Raketech profit falls 77% in Q1 2020
Malta-based affiliate reports revenue growth outside of Nordics as profit drops to €1.1m
Raketech has seen post-tax profit plummet by 77% to €1.1m for Q1 2020 year-on-year, citing “higher operating costs” in January to March as the core reason for the losses.
The Malta-based affiliate also recorded flat revenue of €6.53m after a 1.4% increase for Q1 2020, compared to €6.45m in Q1 2019.
Casino accounted for 78% of total Q1 revenue, which marked a year-on-year increase of 5.6%
Concurrent with the coronavirus outbreak and the dearth of sporting events, sports accounted for just 16.7% of total revenue – a fall of 8.1% year-on-year.
Elsewhere, Raketech’s revenue derived from outside of the Nordics grew by nearly 10% year-on-year to 14.2%, up from 5%. Nordic revenue subsequently fell from 95% in Q1 2019 to 85.8% in Q1 2020.

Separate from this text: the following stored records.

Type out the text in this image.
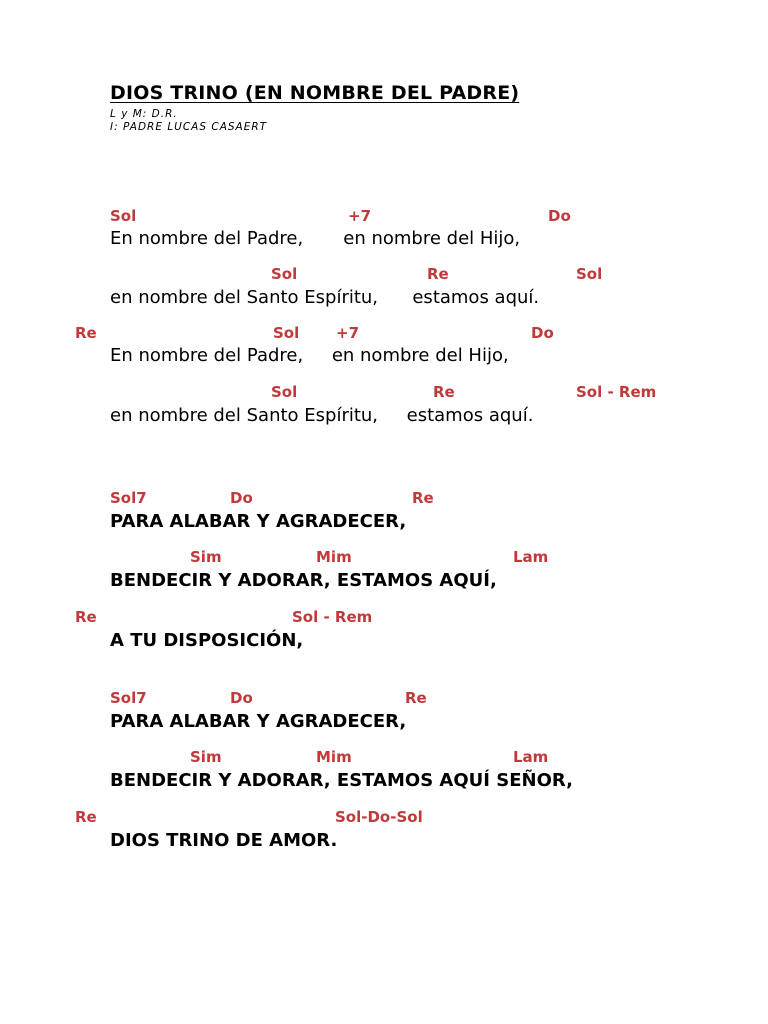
DIOS TRINO (EN NOMBRE DEL PADRE)
L y M: D.R.
I: PADRE LUCAS CASAERT
Sol	+7	Do
En nombre del Padre,       en nombre del Hijo,
Sol	Re	Sol
en nombre del Santo Espíritu,      estamos aquí.
Re	Sol +7	Do
En nombre del Padre,     en nombre del Hijo,
Sol	Re	Sol - Rem
en nombre del Santo Espíritu,     estamos aquí.
Sol7	Do	Re
PARA ALABAR Y AGRADECER,
Sim	Mim	Lam
BENDECIR Y ADORAR, ESTAMOS AQUÍ,
Re	Sol - Rem
A TU DISPOSICIÓN,
Sol7	Do	Re
PARA ALABAR Y AGRADECER,
Sim	Mim	Lam
BENDECIR Y ADORAR, ESTAMOS AQUÍ SEÑOR,
Re	Sol-Do-Sol
DIOS TRINO DE AMOR.
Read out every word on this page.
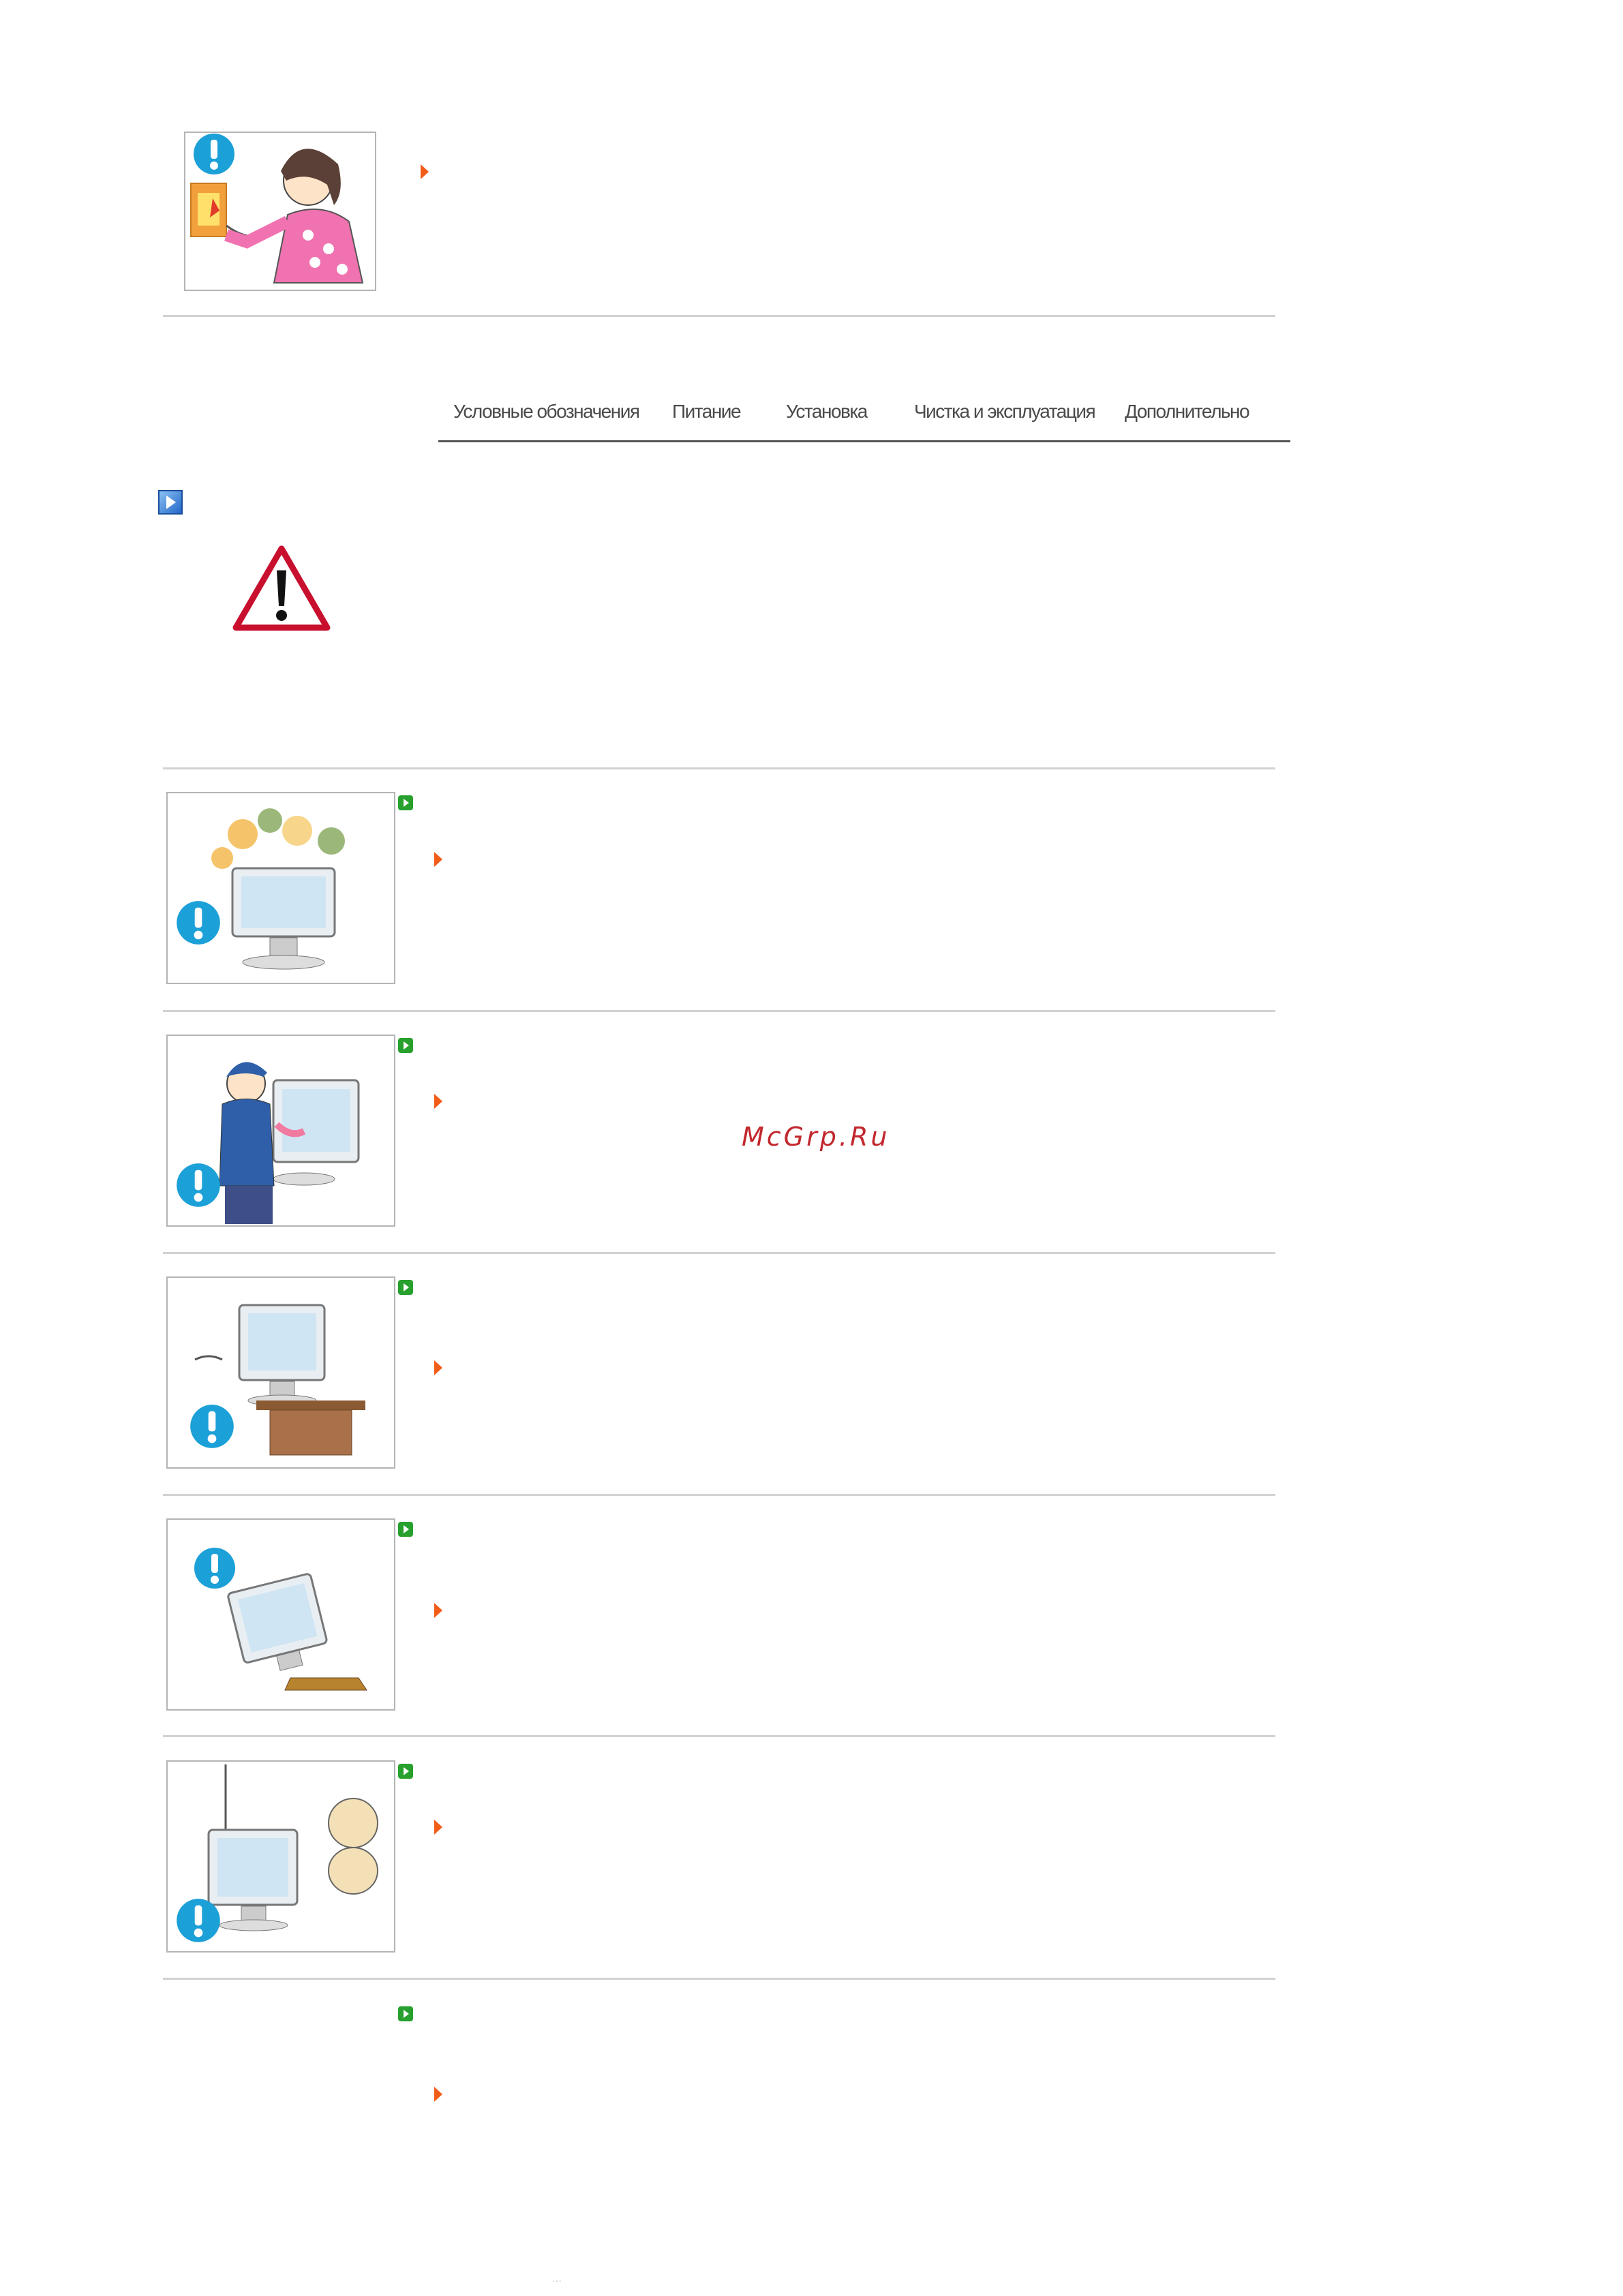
Условные обозначения Питание Установка Чистка и эксплуатация Дополнительно
McGrp.Ru
···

EBITDA dropped by nearly a quarter (24.7%) to €2.6m in Q1 2020 from €3.5m in Q1 2019, while operating profit in Q1 2020 (€1.4m) marked a 51.2% decrease from Q1 2019 (€2.8m).
The affiliate saw NDCs increase 12.8% to 32,278 for Q1 2020, while the coronavirus outbreak has not had a negative impact on employee headcount, with it growing by 5%.
Raketech CEO Oskar Mühlbach said: “Q1 2020 can be summarised as a stable operational and financial quarter for Raketech. In general, our product portfolio performed as expected and we continued to deliver on our strategic operational goals.”
On coronavirus, Mühlbach noted that there could be potential long-term effects.
He continued: “If the situation continues for a long time, we expect to see a slightly negative impact on our sports revenues which might not be fully compensated for by an increase in casino.”
In conclusion, Mühlbach added: “The market situation is currently volatile and unpredictable. We are and will therefore continue to be extra careful with guiding on the upcoming quarter or year in terms of expected revenues.”
Raketech recently ranked third in EGR’s Power Affiliates rankings for 2020.